Duckworth’s life is deeply marked by her heritage. She started traditional dancing at age 6, began doing beadwork as a teenager and travels to powwows as a traditional dancer and to sell her own Native American craftwork. With her engagement at the Baltimore Indian Center, Duckworth followed her mother’s example.

“It’s up to our elders to give back into the community, giving them a sense of belonging,” she said. “I'm a huge believer that in order to know where you're going, you have to know where you came from. I think your identity and your culture can sometimes push you forward to make you achieve better things.”
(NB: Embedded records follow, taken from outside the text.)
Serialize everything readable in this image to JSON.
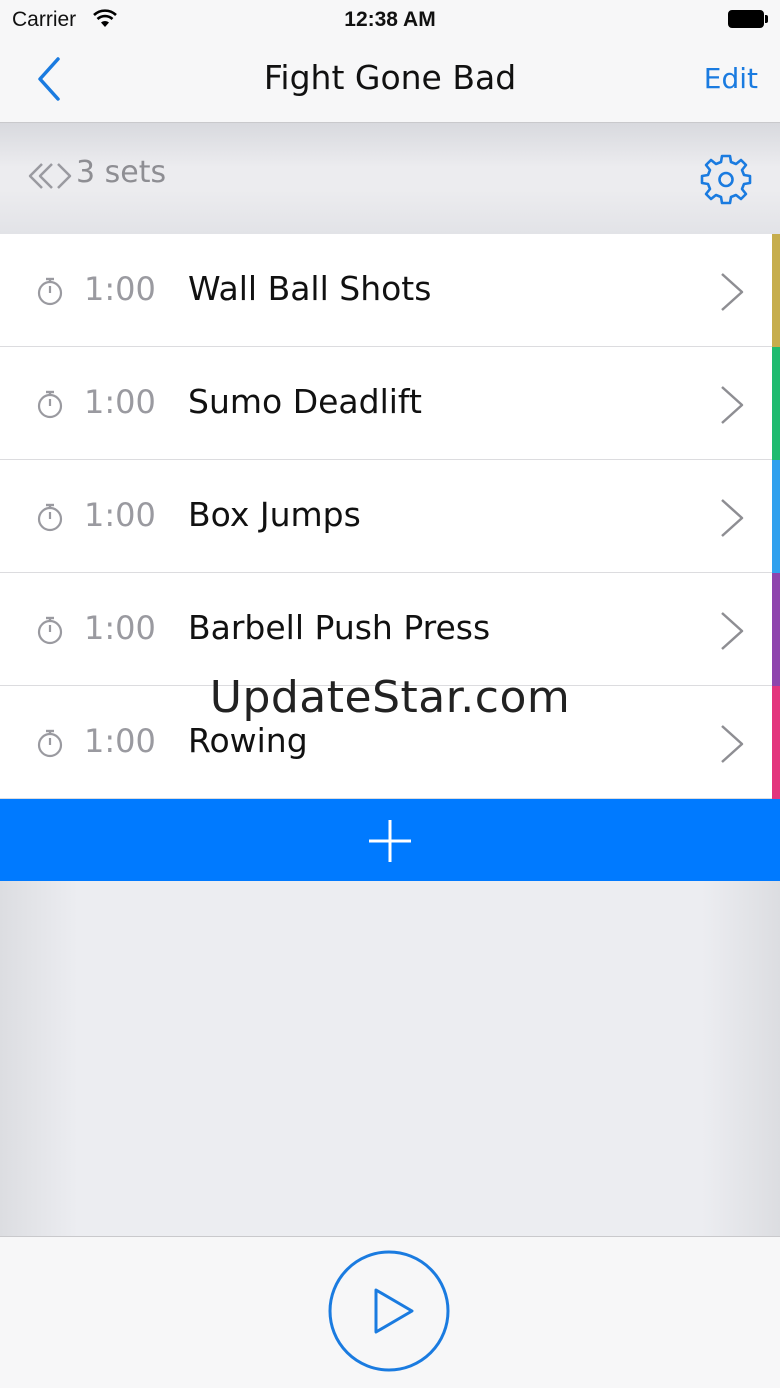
{
  "status_bar": {
    "carrier": "Carrier",
    "time": "12:38 AM"
  },
  "nav": {
    "title": "Fight Gone Bad",
    "edit_label": "Edit"
  },
  "sets": {
    "label": "3 sets"
  },
  "exercises": [
    {
      "duration": "1:00",
      "name": "Wall Ball Shots",
      "color": "#c6ad4c"
    },
    {
      "duration": "1:00",
      "name": "Sumo Deadlift",
      "color": "#1fbb6f"
    },
    {
      "duration": "1:00",
      "name": "Box Jumps",
      "color": "#2fa0ee"
    },
    {
      "duration": "1:00",
      "name": "Barbell Push Press",
      "color": "#8e44ad"
    },
    {
      "duration": "1:00",
      "name": "Rowing",
      "color": "#e3357d"
    }
  ],
  "watermark": "UpdateStar.com",
  "colors": {
    "accent": "#007aff",
    "link": "#1a7be0"
  }
}
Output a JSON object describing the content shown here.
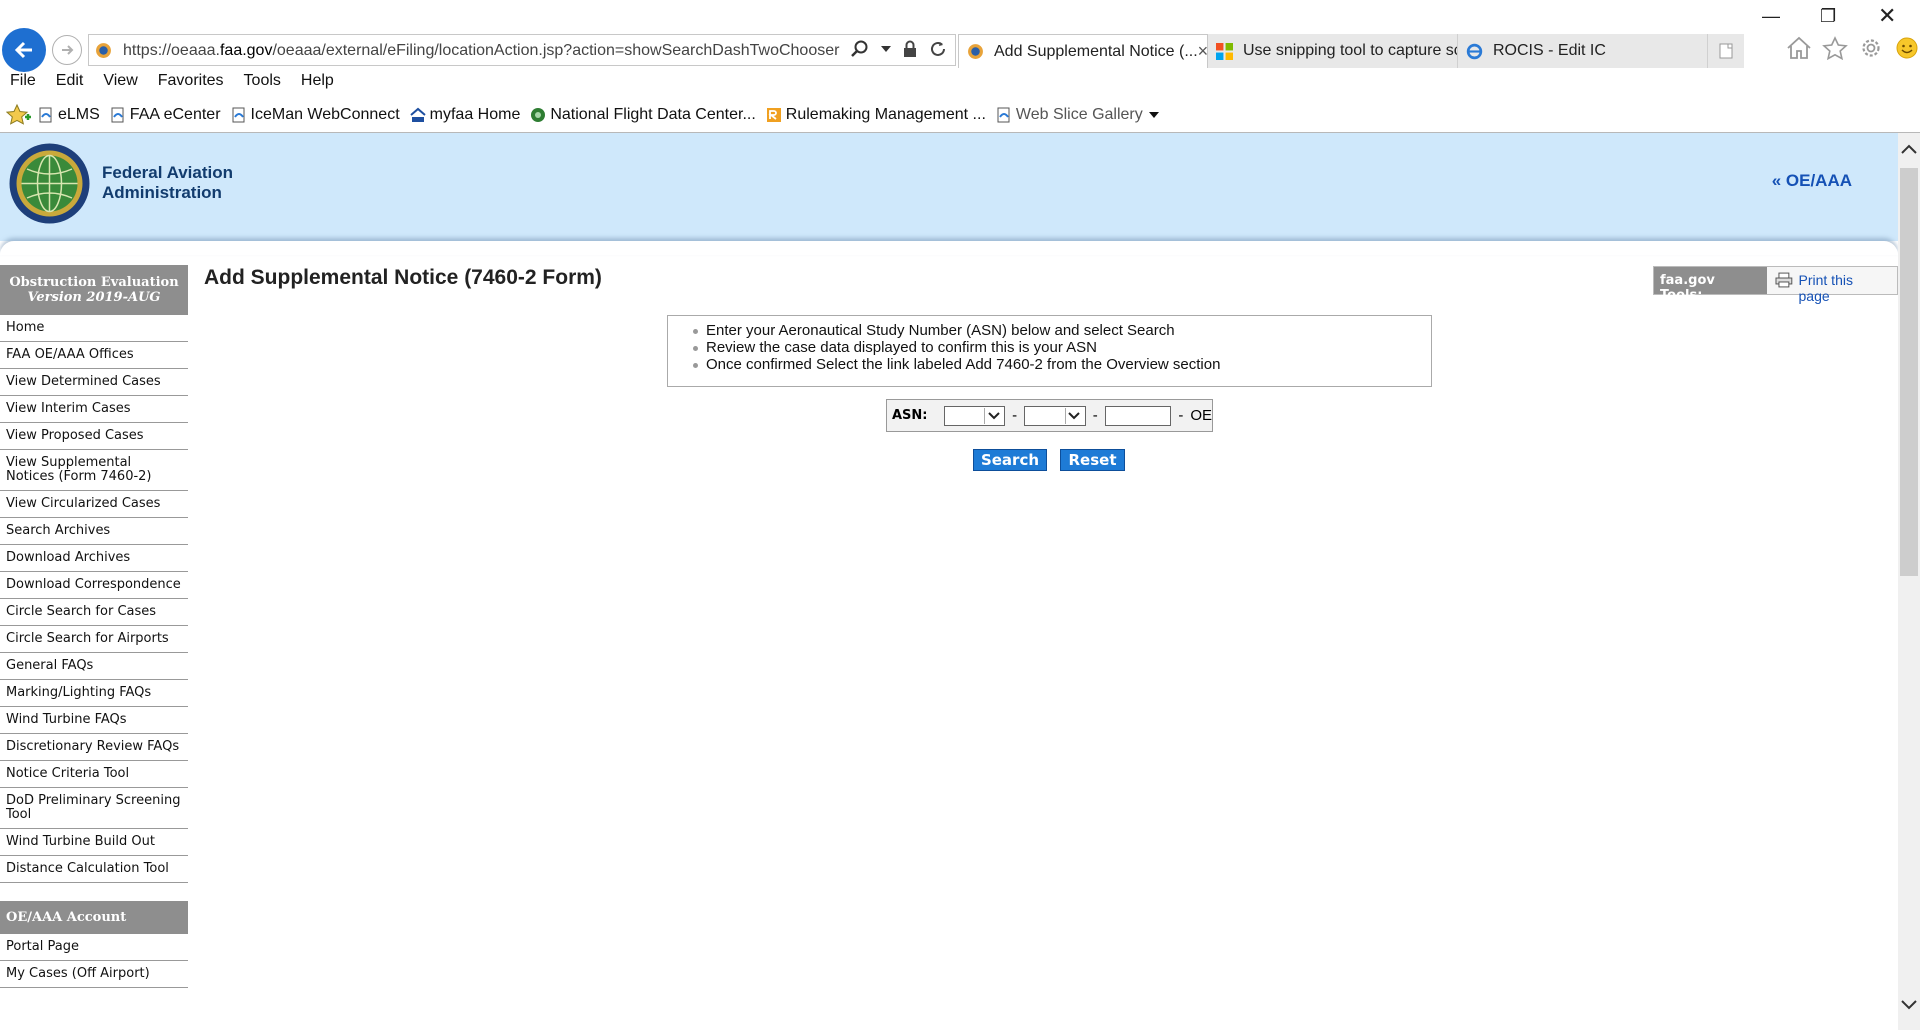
{
  "browser": {
    "url_prefix": "https://oeaaa.",
    "url_domain": "faa.gov",
    "url_suffix": "/oeaaa/external/eFiling/locationAction.jsp?action=showSearchDashTwoChooser",
    "tabs": [
      {
        "label": "Add Supplemental Notice (...",
        "active": true
      },
      {
        "label": "Use snipping tool to capture sc...",
        "active": false
      },
      {
        "label": "ROCIS - Edit IC",
        "active": false
      }
    ],
    "menu": [
      "File",
      "Edit",
      "View",
      "Favorites",
      "Tools",
      "Help"
    ],
    "favorites": [
      "eLMS",
      "FAA eCenter",
      "IceMan WebConnect",
      "myfaa Home",
      "National Flight Data Center...",
      "Rulemaking Management ...",
      "Web Slice Gallery"
    ]
  },
  "header": {
    "agency_line1": "Federal Aviation",
    "agency_line2": "Administration",
    "oeaaa_link": "« OE/AAA"
  },
  "sidebar": {
    "heading_line1": "Obstruction Evaluation",
    "heading_line2": "Version 2019-AUG",
    "items": [
      "Home",
      "FAA OE/AAA Offices",
      "View Determined Cases",
      "View Interim Cases",
      "View Proposed Cases",
      "View Supplemental Notices (Form 7460-2)",
      "View Circularized Cases",
      "Search Archives",
      "Download Archives",
      "Download Correspondence",
      "Circle Search for Cases",
      "Circle Search for Airports",
      "General FAQs",
      "Marking/Lighting FAQs",
      "Wind Turbine FAQs",
      "Discretionary Review FAQs",
      "Notice Criteria Tool",
      "DoD Preliminary Screening Tool",
      "Wind Turbine Build Out",
      "Distance Calculation Tool"
    ],
    "account_heading": "OE/AAA Account",
    "account_items": [
      "Portal Page",
      "My Cases (Off Airport)"
    ]
  },
  "main": {
    "title": "Add Supplemental Notice (7460-2 Form)",
    "tools_label": "faa.gov Tools:",
    "print_label": "Print this page",
    "instructions": [
      "Enter your Aeronautical Study Number (ASN) below and select Search",
      "Review the case data displayed to confirm this is your ASN",
      "Once confirmed Select the link labeled Add 7460-2 from the Overview section"
    ],
    "asn_label": "ASN:",
    "asn_suffix": "OE",
    "search_button": "Search",
    "reset_button": "Reset"
  }
}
During the UMGC question-and-answer presentation, Rodriguez asked Duckworth why she thought higher education enrollment numbers for Native Americans are so low? Apart from the financial challenge, Duckworth said, Native Americans must manage psychological challenges, including a lack of confidence.

“They have been beaten so down that it’s kind of instilled in our DNA that ‘Don’t try—you’re not going to be anything anyway,’” she explained. “Indigenous students going into higher education want to know they will not be alone.

“We tend to gather together in a support system, to have someone to talk to,” she added.

It is not easy to overcome centuries of discrimination and lies designed to erase indigenous culture, Duckworth said. She noted that for many years, it was illegal for Native people to wear traditional dress, speak their languages or dance their dances.

“So, what I’m most proud about is that our heritage is still here,” she said. “We have lost many of our languages, but some are still here. Our culture is alive, and we’re able to educate and teach everyone about it, Natives and non-natives.”